Following the sensory impact of Story of the Forest, museum visitors filter from the base of the rotunda into a more traditional gallery to view the penetrating “Singapore, Very Old Tree,” by Singaporean photographer Robert Zhao Renhui. Zhao is best known for the sly pseudo-documentarian imagery that appears as “research” under the auspices of his fictive Institute of Critical Zoologists (2009– ) and, more recently, through a project titled “The Land Archive” (2011– ). Both the Institute and The Land Archive serve as platforms for works that arouse moral and ethical questions about how humans interpret, interact and interfere with nature.
Inspired by an eponymously titled old postcard unearthed in the national archives, the “Singapore, Very Old Tree” series (2015) was originally produced as part of a memory project for the country’s 50th anniversary in 2015, and it marks Zhao’s first foray into factual documentary. The c.1904 postcard image is a photo of a man standing beside a massive tree of a size and age now rarely seen in Singapore. Intrigued, and after delving into the country’s botanical and social histories, Zhao followed an impulse to consider the presence, and disappearance, of trees in the face of the country’s ongoing urban redevelopment. After “staking out” notable trees, Zhao then sought out locals with some personal connection or knowledge of them. The result is a quirky, fascinating archive of human-arboreal attachment that ultimately reveals less about the trees themselves, than how they are perceived.
There are a total of 30 digital prints in the “Old Tree” series, each portraying a specific tree, with 17 works on display at NMS at any one time. Mounted on light-boxes, the monochrome images are delicately hand-tinted to resemble faded vintage photographs. Each tree possesses a personality of sorts, elucidated through anecdotal “back stories” that accompany the image, and which read as an entertaining mix of social documentary, botanical survey and personal history, with a dollop of gossip.
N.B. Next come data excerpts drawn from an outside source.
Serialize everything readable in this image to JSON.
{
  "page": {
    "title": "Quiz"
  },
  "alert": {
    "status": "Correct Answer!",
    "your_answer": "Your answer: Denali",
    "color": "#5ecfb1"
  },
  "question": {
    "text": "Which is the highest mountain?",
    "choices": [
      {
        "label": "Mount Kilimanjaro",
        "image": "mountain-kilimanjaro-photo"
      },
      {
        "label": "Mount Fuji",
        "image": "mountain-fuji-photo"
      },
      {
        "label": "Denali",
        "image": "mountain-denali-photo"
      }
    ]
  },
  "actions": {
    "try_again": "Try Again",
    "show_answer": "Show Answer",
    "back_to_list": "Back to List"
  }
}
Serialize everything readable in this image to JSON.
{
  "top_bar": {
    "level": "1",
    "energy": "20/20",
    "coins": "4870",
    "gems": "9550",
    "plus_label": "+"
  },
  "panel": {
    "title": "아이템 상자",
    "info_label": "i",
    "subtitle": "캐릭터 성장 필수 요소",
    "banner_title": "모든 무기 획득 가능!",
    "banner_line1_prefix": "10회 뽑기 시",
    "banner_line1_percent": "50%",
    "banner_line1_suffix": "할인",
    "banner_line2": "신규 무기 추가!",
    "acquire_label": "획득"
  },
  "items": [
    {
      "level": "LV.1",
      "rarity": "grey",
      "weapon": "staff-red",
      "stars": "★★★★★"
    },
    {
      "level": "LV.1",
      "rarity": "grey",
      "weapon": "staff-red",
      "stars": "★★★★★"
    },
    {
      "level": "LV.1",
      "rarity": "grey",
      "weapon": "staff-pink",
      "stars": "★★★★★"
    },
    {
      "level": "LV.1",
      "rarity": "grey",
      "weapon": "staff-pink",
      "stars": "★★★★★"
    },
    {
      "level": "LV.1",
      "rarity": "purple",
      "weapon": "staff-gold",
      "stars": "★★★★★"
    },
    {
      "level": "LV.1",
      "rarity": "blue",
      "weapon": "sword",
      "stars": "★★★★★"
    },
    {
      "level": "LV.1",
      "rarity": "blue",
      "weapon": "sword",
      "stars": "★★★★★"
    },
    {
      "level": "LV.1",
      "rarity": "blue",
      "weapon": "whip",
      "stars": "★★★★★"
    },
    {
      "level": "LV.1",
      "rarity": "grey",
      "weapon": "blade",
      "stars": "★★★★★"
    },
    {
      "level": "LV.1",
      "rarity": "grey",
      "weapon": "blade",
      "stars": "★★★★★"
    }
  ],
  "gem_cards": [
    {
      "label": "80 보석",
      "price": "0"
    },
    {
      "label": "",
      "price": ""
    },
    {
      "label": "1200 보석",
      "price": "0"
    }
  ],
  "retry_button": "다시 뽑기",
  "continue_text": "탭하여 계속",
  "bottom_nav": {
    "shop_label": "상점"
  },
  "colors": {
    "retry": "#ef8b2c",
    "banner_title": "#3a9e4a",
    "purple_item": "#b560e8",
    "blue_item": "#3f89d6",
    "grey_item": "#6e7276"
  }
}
“Energy” Rubber Tree, Ang Mo Kio Park is encircled by a dirt path, where people practice walking meditation and claim to absorb the energies of the tree itself; Monkey God Tree, Jurong West is a lucky “celebrity” tree believed to embody the spirit of the Taoist monkey god, while the narrative of the Durian Tree, Bukit Panjang outlines proper etiquette and methodology (helmets) for collecting the spiky fruit. Other trees are accompanied by stories that touch on their rarity, conservation or impending destruction. Without such context, Zhao explains, there is no awareness or understanding of something as prosaic as a tree. Illuminated by local lore and oral histories, Zhao casts his stately tree-forms within a pre-nostalgic framework—as icons (perhaps future postcards) of a Singapore whose urban identity is continually transfigured, never to be replicated, and never to reoccur.